Il aimait bien l’histoire, nous emmenait en balade dans les musées et les châteaux, et on avait beaucoup de livres à la maison. J’ai fait ma scolarité au collège Foch, puis au lycée des Pontonniers en filière littéraire. J’ai aussi essayé un temps les sciences économiques, mais ça m’a vite passé, ce n’était pas pour moi. Je suis ensuite entrée à l’université à Strasbourg, pensant devenir professeur d’histoire-géographie. Il y avait de l’archéologie dans le cursus, et ça m’a plu !

De là, quel chemin t’a menée à devenirconservatrice du Musée archéologique de Strasbourg ?

Après avoir obtenu ma licence d’histoire en juin 1974, j’ai immédiatement passé ma licence d’histoire de l’art et d’archéologie, que j’ai obtenue en septembre de la même année. L’année suivante, j’ai entrepris une maîtrise en archéologie, sous la direction de Jean-Jacques Hatt, et ai consacré mon mémoire à la céramique gallo-belge du Musée archéologique de Strasbourg, avant de finalement m’orienter vers le Moyen Âge pour mon DEA [diplôme d’études approfondies, équivalent de l’actuelle 2e année de master],en travaillant sous la direction de Francis Rapp sur la carte archéologique des découvertes médiévales de Strasbourg.
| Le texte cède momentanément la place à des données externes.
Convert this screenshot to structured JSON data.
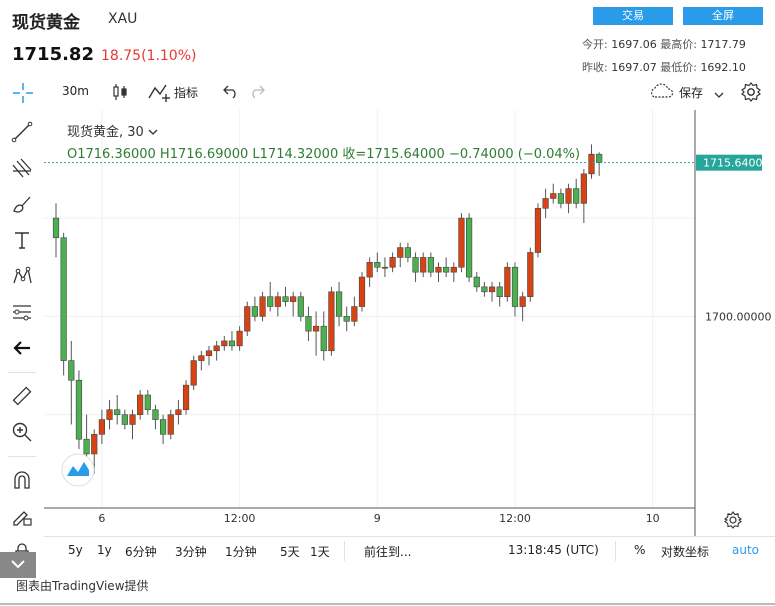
{
  "header": {
    "title": "现货黄金",
    "symbol": "XAU",
    "price": "1715.82",
    "change": "18.75(1.10%)"
  },
  "buttons": {
    "trade": "交易",
    "fullscreen": "全屏"
  },
  "stats": {
    "open_label": "今开:",
    "open": "1697.06",
    "high_label": "最高价:",
    "high": "1717.79",
    "prev_label": "昨收:",
    "prev": "1697.07",
    "low_label": "最低价:",
    "low": "1692.10"
  },
  "toolbar": {
    "interval": "30m",
    "indicators": "指标",
    "save": "保存"
  },
  "legend": {
    "name": "现货黄金, 30",
    "ohlc": "O1716.36000  H1716.69000  L1714.32000  收=1715.64000  −0.74000 (−0.04%)"
  },
  "price_axis": {
    "current_label": "1715.64000",
    "tick_label": "1700.00000"
  },
  "time_axis": [
    "6",
    "12:00",
    "9",
    "12:00",
    "10"
  ],
  "bottom": {
    "ranges": [
      "5y",
      "1y",
      "6分钟",
      "3分钟",
      "1分钟",
      "5天",
      "1天"
    ],
    "goto": "前往到...",
    "clock": "13:18:45 (UTC)",
    "percent": "%",
    "log": "对数坐标",
    "auto": "auto"
  },
  "footer": {
    "credit": "图表由TradingView提供"
  },
  "colors": {
    "up": "#26a69a",
    "down": "#ef5350",
    "up_body": "#4caf50",
    "down_body": "#d84315",
    "accent": "#2a9be9"
  },
  "chart_data": {
    "type": "candlestick",
    "title": "现货黄金, 30",
    "ylim": [
      1680.5,
      1721
    ],
    "current_price": 1715.64,
    "x_ticks": [
      {
        "label": "6",
        "index": 6
      },
      {
        "label": "12:00",
        "index": 24
      },
      {
        "label": "9",
        "index": 42
      },
      {
        "label": "12:00",
        "index": 60
      },
      {
        "label": "10",
        "index": 78
      }
    ],
    "candles": [
      [
        1710.0,
        1711.5,
        1706.0,
        1708.0
      ],
      [
        1708.0,
        1708.5,
        1694.0,
        1695.5
      ],
      [
        1695.5,
        1697.5,
        1689.0,
        1693.5
      ],
      [
        1693.5,
        1694.5,
        1686.5,
        1687.5
      ],
      [
        1687.5,
        1690.0,
        1685.0,
        1686.0
      ],
      [
        1686.0,
        1688.5,
        1684.0,
        1688.0
      ],
      [
        1688.0,
        1690.5,
        1687.0,
        1689.5
      ],
      [
        1689.5,
        1691.5,
        1688.5,
        1690.5
      ],
      [
        1690.5,
        1692.0,
        1689.0,
        1690.0
      ],
      [
        1690.0,
        1690.5,
        1688.5,
        1689.0
      ],
      [
        1689.0,
        1690.5,
        1687.5,
        1690.0
      ],
      [
        1690.0,
        1692.5,
        1689.5,
        1692.0
      ],
      [
        1692.0,
        1692.5,
        1690.0,
        1690.5
      ],
      [
        1690.5,
        1691.0,
        1688.5,
        1689.5
      ],
      [
        1689.5,
        1690.0,
        1687.0,
        1688.0
      ],
      [
        1688.0,
        1690.5,
        1687.5,
        1690.0
      ],
      [
        1690.0,
        1691.5,
        1689.0,
        1690.5
      ],
      [
        1690.5,
        1693.5,
        1690.0,
        1693.0
      ],
      [
        1693.0,
        1696.0,
        1692.5,
        1695.5
      ],
      [
        1695.5,
        1696.5,
        1694.5,
        1696.0
      ],
      [
        1696.0,
        1697.0,
        1695.0,
        1696.5
      ],
      [
        1696.5,
        1697.5,
        1695.5,
        1697.0
      ],
      [
        1697.0,
        1698.0,
        1696.5,
        1697.5
      ],
      [
        1697.5,
        1698.5,
        1696.5,
        1697.0
      ],
      [
        1697.0,
        1699.0,
        1696.5,
        1698.5
      ],
      [
        1698.5,
        1701.5,
        1698.0,
        1701.0
      ],
      [
        1701.0,
        1702.0,
        1699.5,
        1700.0
      ],
      [
        1700.0,
        1702.5,
        1699.5,
        1702.0
      ],
      [
        1702.0,
        1703.5,
        1700.5,
        1701.0
      ],
      [
        1701.0,
        1702.5,
        1700.0,
        1702.0
      ],
      [
        1702.0,
        1703.0,
        1701.0,
        1701.5
      ],
      [
        1701.5,
        1702.5,
        1700.0,
        1702.0
      ],
      [
        1702.0,
        1702.5,
        1699.5,
        1700.0
      ],
      [
        1700.0,
        1701.0,
        1697.5,
        1698.5
      ],
      [
        1698.5,
        1700.5,
        1696.0,
        1699.0
      ],
      [
        1699.0,
        1700.5,
        1695.5,
        1696.5
      ],
      [
        1696.5,
        1703.0,
        1696.0,
        1702.5
      ],
      [
        1702.5,
        1703.5,
        1699.0,
        1700.0
      ],
      [
        1700.0,
        1701.0,
        1698.5,
        1699.5
      ],
      [
        1699.5,
        1702.0,
        1699.0,
        1701.0
      ],
      [
        1701.0,
        1704.5,
        1700.5,
        1704.0
      ],
      [
        1704.0,
        1706.0,
        1703.0,
        1705.5
      ],
      [
        1705.5,
        1706.5,
        1704.5,
        1705.0
      ],
      [
        1705.0,
        1706.0,
        1704.0,
        1705.0
      ],
      [
        1705.0,
        1706.5,
        1704.5,
        1706.0
      ],
      [
        1706.0,
        1707.5,
        1705.0,
        1707.0
      ],
      [
        1707.0,
        1707.5,
        1705.5,
        1706.0
      ],
      [
        1706.0,
        1706.5,
        1703.5,
        1704.5
      ],
      [
        1704.5,
        1706.5,
        1704.0,
        1706.0
      ],
      [
        1706.0,
        1706.5,
        1704.0,
        1704.5
      ],
      [
        1704.5,
        1705.5,
        1703.5,
        1705.0
      ],
      [
        1705.0,
        1706.0,
        1704.0,
        1704.5
      ],
      [
        1704.5,
        1705.5,
        1703.5,
        1705.0
      ],
      [
        1705.0,
        1710.5,
        1704.5,
        1710.0
      ],
      [
        1710.0,
        1710.5,
        1703.5,
        1704.0
      ],
      [
        1704.0,
        1704.5,
        1702.5,
        1703.0
      ],
      [
        1703.0,
        1703.5,
        1702.0,
        1702.5
      ],
      [
        1702.5,
        1703.5,
        1701.5,
        1703.0
      ],
      [
        1703.0,
        1703.5,
        1701.0,
        1702.0
      ],
      [
        1702.0,
        1705.5,
        1701.5,
        1705.0
      ],
      [
        1705.0,
        1705.5,
        1700.0,
        1701.0
      ],
      [
        1701.0,
        1702.5,
        1699.5,
        1702.0
      ],
      [
        1702.0,
        1707.0,
        1701.5,
        1706.5
      ],
      [
        1706.5,
        1711.5,
        1706.0,
        1711.0
      ],
      [
        1711.0,
        1713.0,
        1710.0,
        1712.0
      ],
      [
        1712.0,
        1713.5,
        1711.5,
        1712.5
      ],
      [
        1712.5,
        1713.0,
        1711.0,
        1711.5
      ],
      [
        1711.5,
        1713.5,
        1710.5,
        1713.0
      ],
      [
        1713.0,
        1714.0,
        1711.0,
        1711.5
      ],
      [
        1711.5,
        1715.0,
        1709.5,
        1714.5
      ],
      [
        1714.5,
        1717.5,
        1714.0,
        1716.5
      ],
      [
        1716.5,
        1716.7,
        1714.3,
        1715.64
      ]
    ]
  }
}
Il faut dire que mon intérêt pour le Moyen Âge trouve son origine, à partir de 1972,quand j’ai commencé à être bénévole, puis vacataire à la Direction des Antiquités historiques, en parallèle de mes études à l’université. L’été précédent, j’avais participé aux fouilles du Pègue, dans la vallée de la Drôme,sur un oppidum occupé du VIe au milieu du Ier siècle avant J.-C. C’était le chantier-école de l’université, dirigé par Jean-Jacques Hatt. En rentrant du Pègue, un collègue, Olivier Barbier, m’a proposé de faire des vacations à la DRAC [Direction régionale des affaires culturelles], pour faire du lavage de mobilier, de l’inventaire, du remontage de céramiques et d’autres travaux sous la direction d’Erwin Kern et François Pétry. J’ai ainsi trainé régulièrement mes guêtres au Palais du Rhin pendant mes études.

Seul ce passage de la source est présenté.